Why is Canada botching the Great War centenary? – Granatstein
2014/04/22 1 Comment
Funny to see how the academics who support the overall thrust of the Government’s change of emphasis on Canada’s historical narrative, particularly the increased emphasis on the military, have started to realize the limitations of the Government’s commitment. Jack Granatstein’s commentary on the commemoration of WW1 and Canada’s role is valid and telling (for his critique of the Government’s cuts to Library and Archives Canada see Who will preserve the past for future generations?:
But the Great War years also changed the homeland. Women relatives of Canadian soldiers got the vote in 1917, and thousands of women left farms and hearths to work in munitions factories that produced a quarter of the artillery shells for British and Dominion forces by 1917. Prohibition cut off alcohol sales; millions were raised in Victory Loan campaigns; income tax came into effect (as a “temporary” wartime measure); and farmers and workers began to organize politically as inflation hit everyone. Above all, conscription in 1917 split the nation, pitting farmers against city dwellers, labour against bosses, French against English. That year’s election, won by the pro-conscription Unionist government of Sir Robert Borden, was the most racist in our history.

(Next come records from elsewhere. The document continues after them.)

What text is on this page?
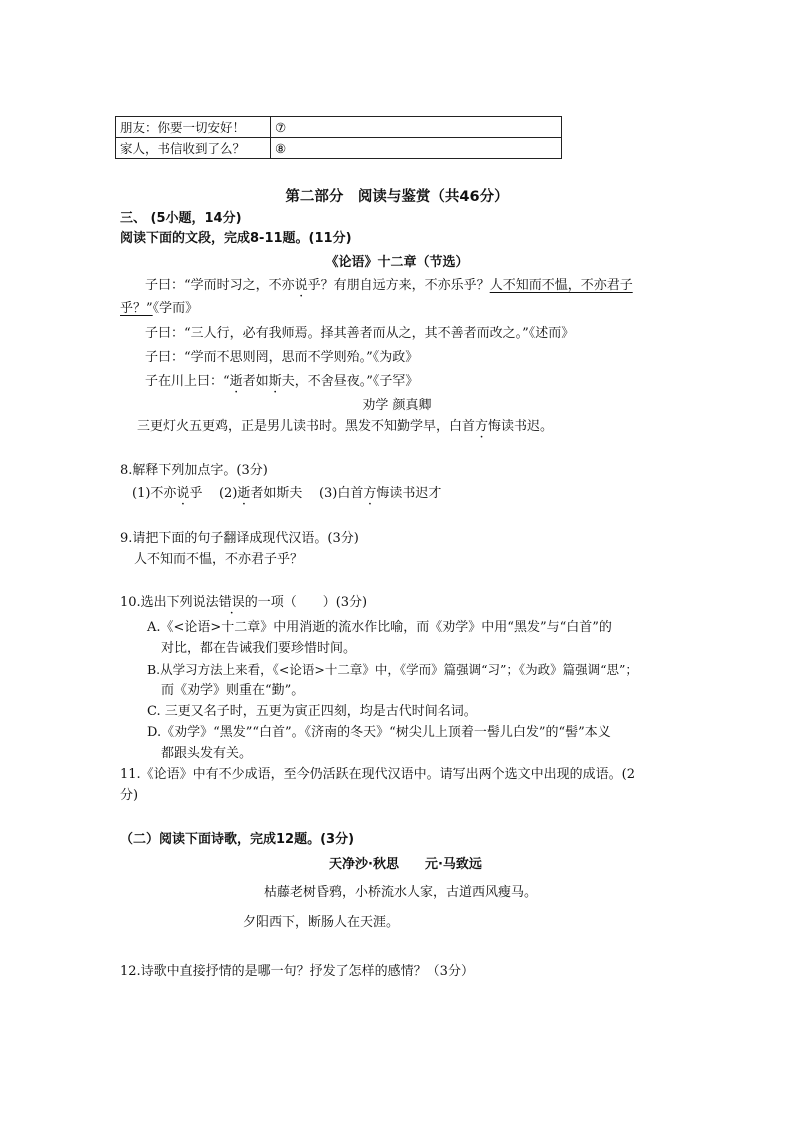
朋友：你要一切安好！	⑦
家人，书信收到了么？	⑧
第二部分　阅读与鉴赏（共46分）
三、 (5小题，14分)
阅读下面的文段，完成8-11题。(11分)
《论语》十二章（节选）
子曰：“学而时习之，不亦说乎？有朋自远方来，不亦乐乎？人不知而不愠，不亦君子
乎？”《学而》
子曰：“三人行，必有我师焉。择其善者而从之，其不善者而改之。”《述而》
子曰：“学而不思则罔，思而不学则殆。”《为政》
子在川上曰：“逝者如斯夫，不舍昼夜。”《子罕》
劝学 颜真卿
三更灯火五更鸡，正是男儿读书时。黑发不知勤学早，白首方悔读书迟。
8.解释下列加点字。(3分)
(1)不亦说乎 (2)逝者如斯夫 (3)白首方悔读书迟才
9.请把下面的句子翻译成现代汉语。(3分)
人不知而不愠，不亦君子乎？
10.选出下列说法错误的一项（　　）(3分)
A.《<论语>十二章》中用消逝的流水作比喻，而《劝学》中用“黑发”与“白首”的
对比，都在告诫我们要珍惜时间。
B.从学习方法上来看，《<论语>十二章》中，《学而》篇强调“习”；《为政》篇强调“思”；
而《劝学》则重在“勤”。
C. 三更又名子时，五更为寅正四刻，均是古代时间名词。
D.《劝学》“黑发”“白首”。《济南的冬天》“树尖儿上顶着一髻儿白发”的“髻”本义
都跟头发有关。
11.《论语》中有不少成语，至今仍活跃在现代汉语中。请写出两个选文中出现的成语。(2
分)
（二）阅读下面诗歌，完成12题。(3分)
天净沙·秋思　　元·马致远
枯藤老树昏鸦，小桥流水人家，古道西风瘦马。
夕阳西下，断肠人在天涯。
12.诗歌中直接抒情的是哪一句？抒发了怎样的感情？（3分）
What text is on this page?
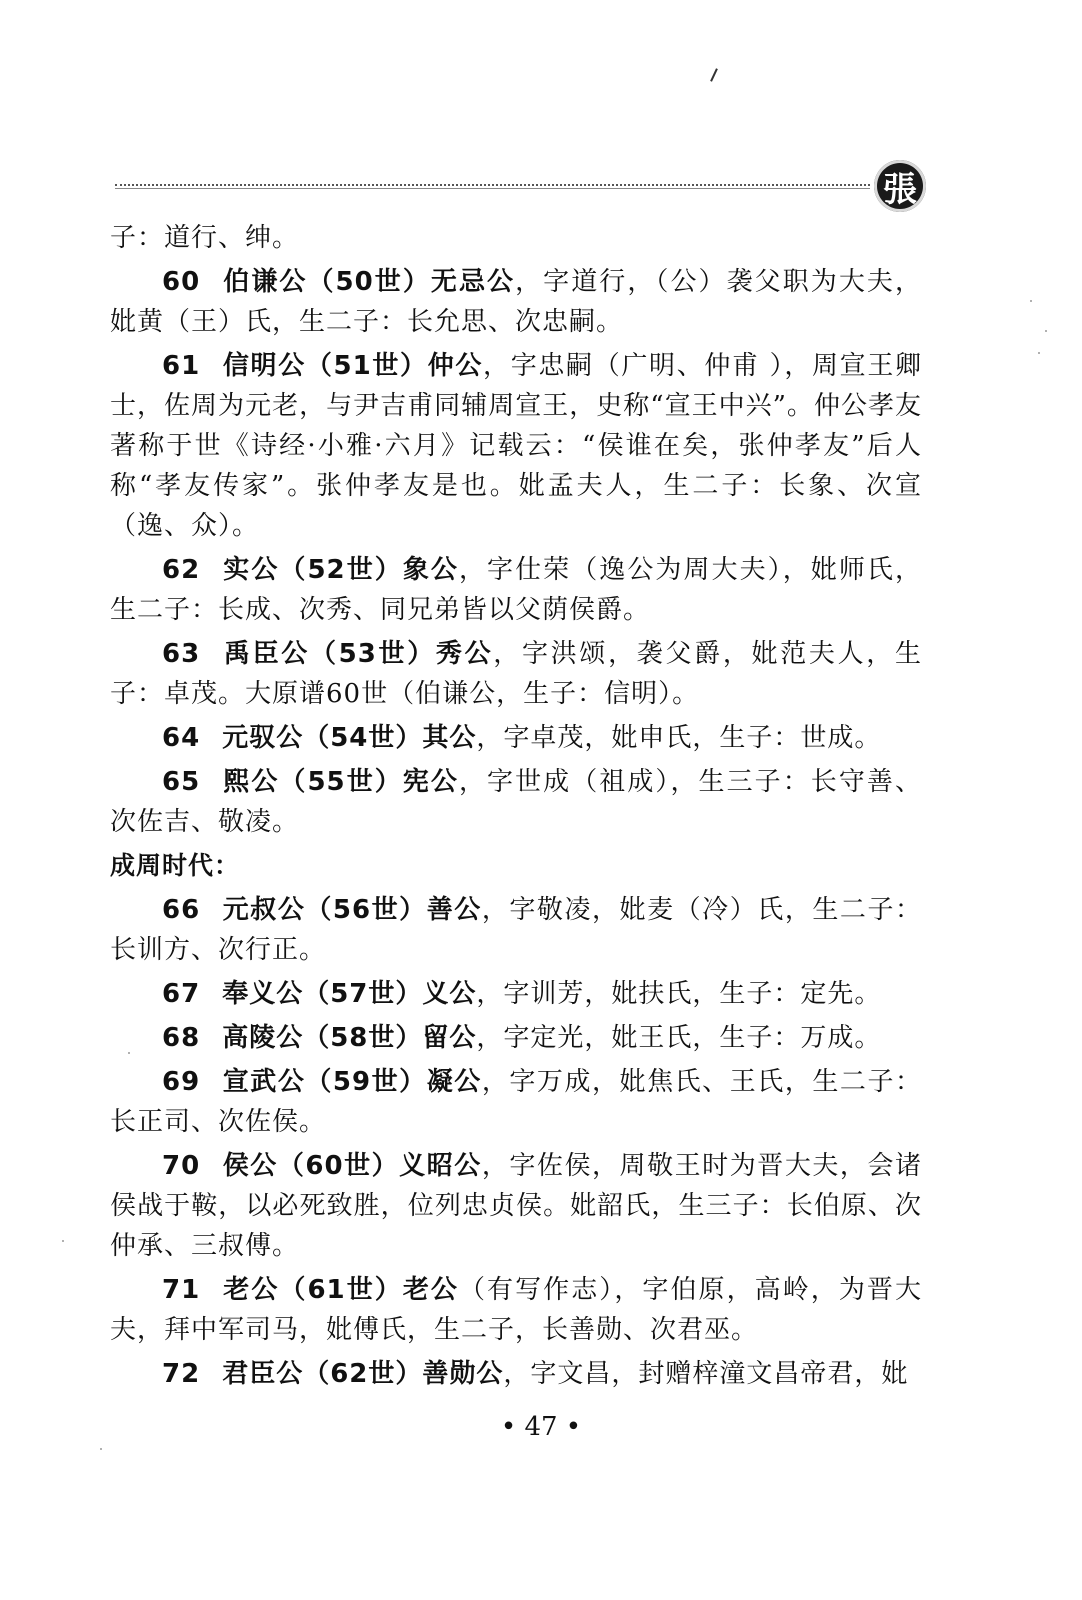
張

子：道行、绅。

60 伯谦公（50世）无忌公，字道行，（公）袭父职为大夫，妣黄（王）氏，生二子：长允思、次忠嗣。

61 信明公（51世）仲公，字忠嗣（广明、仲甫 ），周宣王卿士，佐周为元老，与尹吉甫同辅周宣王，史称“宣王中兴”。仲公孝友著称于世《诗经·小雅·六月》记载云：“侯谁在矣，张仲孝友”后人称“孝友传家”。张仲孝友是也。妣孟夫人，生二子：长象、次宣（逸、众）。

62 实公（52世）象公，字仕荣（逸公为周大夫），妣师氏，生二子：长成、次秀、同兄弟皆以父荫侯爵。

63 禹臣公（53世）秀公，字洪颂，袭父爵，妣范夫人，生子：卓茂。大原谱60世（伯谦公，生子：信明）。

64 元驭公（54世）其公，字卓茂，妣申氏，生子：世成。

65 熙公（55世）宪公，字世成（祖成），生三子：长守善、次佐吉、敬凌。

成周时代：

66 元叔公（56世）善公，字敬凌，妣麦（冷）氏，生二子：长训方、次行正。

67 奉义公（57世）义公，字训芳，妣扶氏，生子：定先。

68 高陵公（58世）留公，字定光，妣王氏，生子：万成。

69 宣武公（59世）凝公，字万成，妣焦氏、王氏，生二子：长正司、次佐侯。

70 侯公（60世）义昭公，字佐侯，周敬王时为晋大夫，会诸侯战于鞍，以必死致胜，位列忠贞侯。妣韶氏，生三子：长伯原、次仲承、三叔傅。

71 老公（61世）老公（有写作志），字伯原，高岭，为晋大夫，拜中军司马，妣傅氏，生二子，长善勋、次君巫。

72 君臣公（62世）善勋公，字文昌，封赠梓潼文昌帝君，妣

• 47 •
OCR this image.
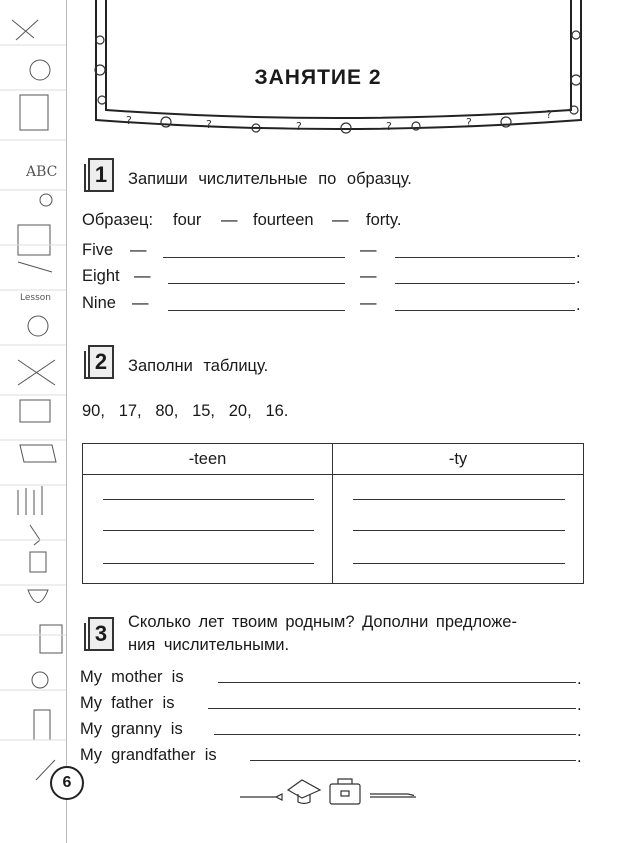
ABC
Lesson
?	?	?	?	?
?
ЗАНЯТИЕ 2
1	Запиши числительные по образцу.
Образец: four — fourteen — forty.
Five —	—	.
Eight —	—	.
Nine —	—	.
2	Заполни таблицу.
90,   17,   80,   15,   20,   16.
-teen	-ty

3	Сколько лет твоим родным? Дополни предложе-
ния числительными.
My  mother  is	.
My  father  is	.
My  granny  is	.
My  grandfather  is	.
6
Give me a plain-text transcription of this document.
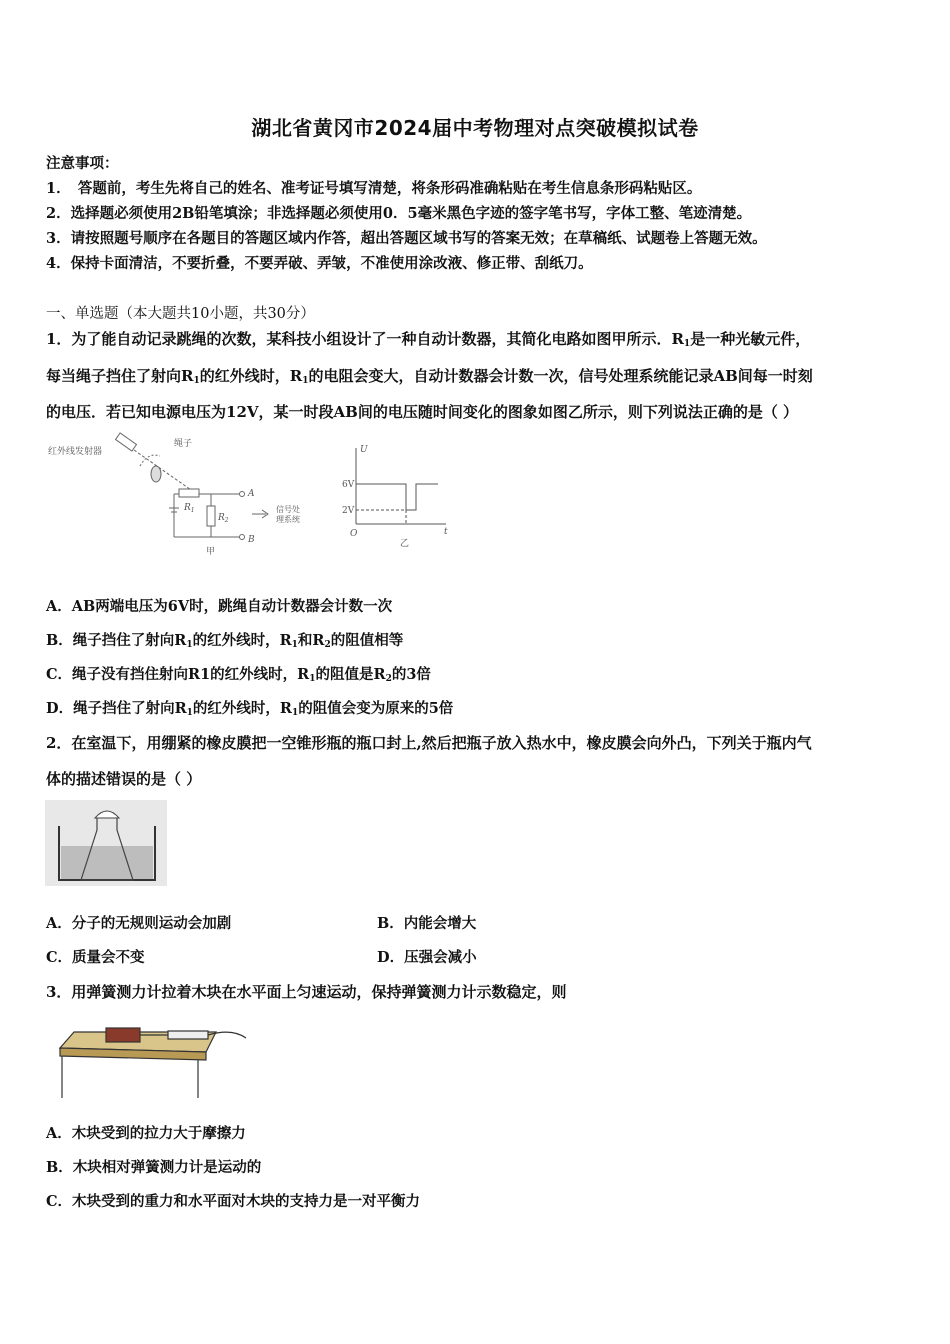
湖北省黄冈市2024届中考物理对点突破模拟试卷
注意事项：
1．　答题前，考生先将自己的姓名、准考证号填写清楚，将条形码准确粘贴在考生信息条形码粘贴区。
2．选择题必须使用2B铅笔填涂；非选择题必须使用0．5毫米黑色字迹的签字笔书写，字体工整、笔迹清楚。
3．请按照题号顺序在各题目的答题区域内作答，超出答题区域书写的答案无效；在草稿纸、试题卷上答题无效。
4．保持卡面清洁，不要折叠，不要弄破、弄皱，不准使用涂改液、修正带、刮纸刀。
一、单选题（本大题共10小题，共30分）
1．为了能自动记录跳绳的次数，某科技小组设计了一种自动计数器，其简化电路如图甲所示．$R_1$是一种光敏元件，
每当绳子挡住了射向$R_1$的红外线时，$R_1$的电阻会变大，自动计数器会计数一次，信号处理系统能记录AB间每一时刻
的电压．若已知电源电压为12V，某一时段AB间的电压随时间变化的图象如图乙所示，则下列说法正确的是（ ）
红外线发射器
绳子
$R_1$
$R_2$
A
B
信号处
理系统
甲
U
6V
2V
O	t
乙
A．AB两端电压为6V时，跳绳自动计数器会计数一次
B．绳子挡住了射向$R_1$的红外线时，$R_1$和$R_2$的阻值相等
C．绳子没有挡住射向R1的红外线时，$R_1$的阻值是$R_2$的3倍
D．绳子挡住了射向$R_1$的红外线时，$R_1$的阻值会变为原来的5倍
2．在室温下，用绷紧的橡皮膜把一空锥形瓶的瓶口封上,然后把瓶子放入热水中，橡皮膜会向外凸，下列关于瓶内气
体的描述错误的是（ ）
A．分子的无规则运动会加剧	B．内能会增大
C．质量会不变	D．压强会减小
3．用弹簧测力计拉着木块在水平面上匀速运动，保持弹簧测力计示数稳定，则
A．木块受到的拉力大于摩擦力
B．木块相对弹簧测力计是运动的
C．木块受到的重力和水平面对木块的支持力是一对平衡力
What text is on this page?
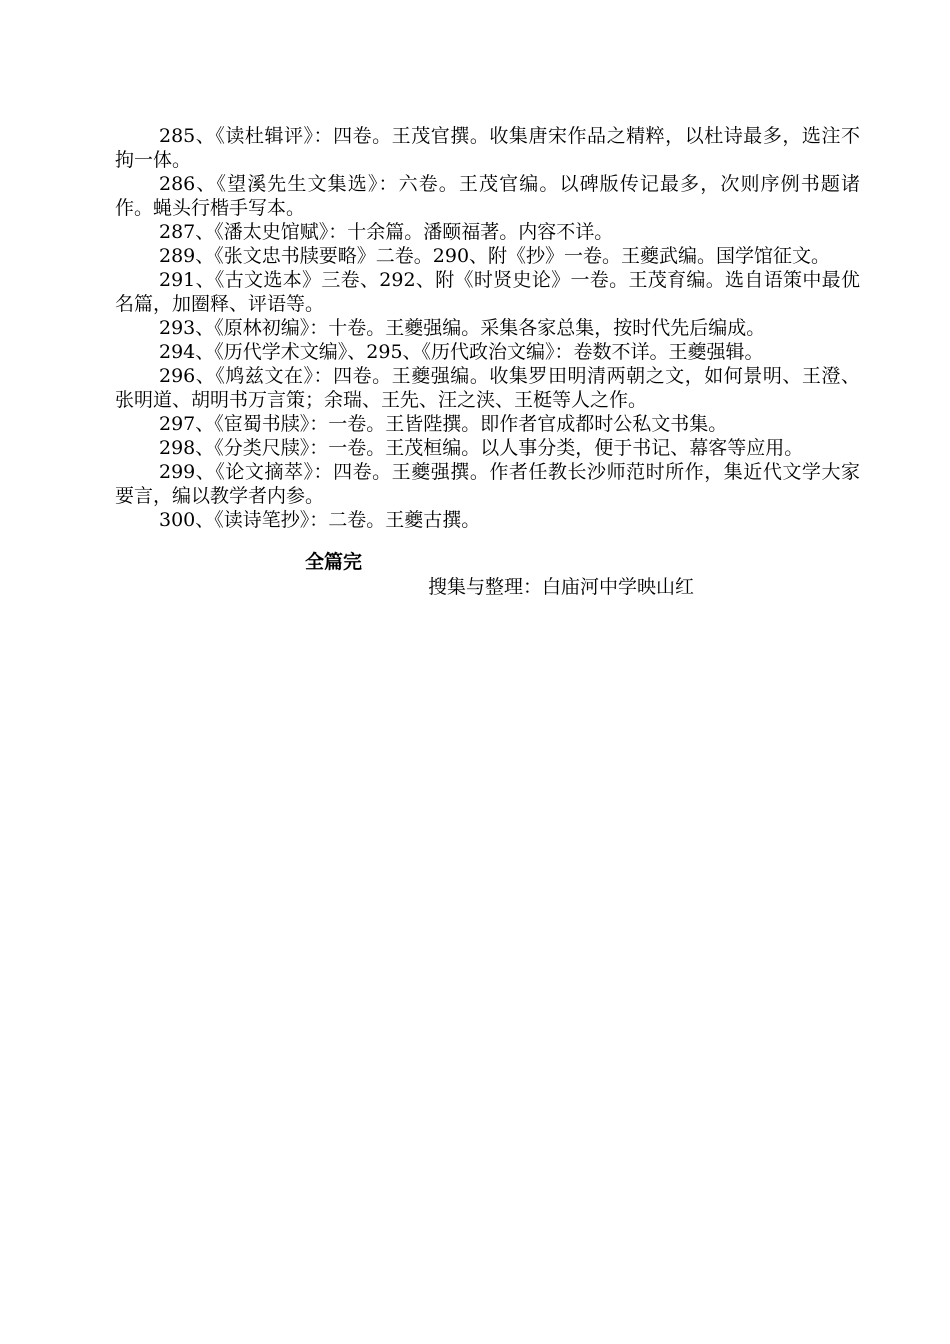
285、《读杜辑评》：四卷。王茂官撰。收集唐宋作品之精粹，以杜诗最多，选注不拘一体。

286、《望溪先生文集选》：六卷。王茂官编。以碑版传记最多，次则序例书题诸作。蝇头行楷手写本。

287、《潘太史馆赋》：十余篇。潘颐福著。内容不详。

289、《张文忠书牍要略》二卷。290、附《抄》一卷。王夔武编。国学馆征文。

291、《古文选本》三卷、292、附《时贤史论》一卷。王茂育编。选自语策中最优名篇，加圈释、评语等。

293、《原林初编》：十卷。王夔强编。采集各家总集，按时代先后编成。

294、《历代学术文编》、295、《历代政治文编》：卷数不详。王夔强辑。

296、《鸠兹文在》：四卷。王夔强编。收集罗田明清两朝之文，如何景明、王澄、张明道、胡明书万言策；余瑞、王先、汪之浃、王梃等人之作。

297、《宦蜀书牍》：一卷。王皆陛撰。即作者官成都时公私文书集。

298、《分类尺牍》：一卷。王茂桓编。以人事分类，便于书记、幕客等应用。

299、《论文摘萃》：四卷。王夔强撰。作者任教长沙师范时所作，集近代文学大家要言，编以教学者内参。

300、《读诗笔抄》：二卷。王夔古撰。

全篇完
搜集与整理：白庙河中学映山红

We certainly don’t want to celebrate all of these wartime events and changes, but we need to talk about them and learn from them. We need TV documentaries on the war and its battles and on the events, positive and negative, on the home front. We need books, conferences, lectures and displays in our national and local museums. We need to remember.
This requires some modest new funding. There will be a surplus by 2015, and there will be money available – if the government wishes to use it. There will also be the money to ensure that veterans get the help they require. It’s not a zero-sum game.
We really must remember the Great War properly. It was when Canada stood proudly on the world stage for the first time, and it would be a disgrace for the government to shortchange it.
Why is Canada botching the Great War centenary? – The Globe and Mail.
Interesting that the Government is focusing on our military history yet, at the same time, continue in their insistence that none of the soldiers of those past wars were Canadian citizens. If they are as proud of those soldiers as they would like to portray, you would think they would not hesitate to claim them as Canada’s own. But then, that could lead to more responsibility of government for care of our present day soldiers and acknowledgement that the children of those soldiers of wars past would be entitled to Canadian citizenship from birth.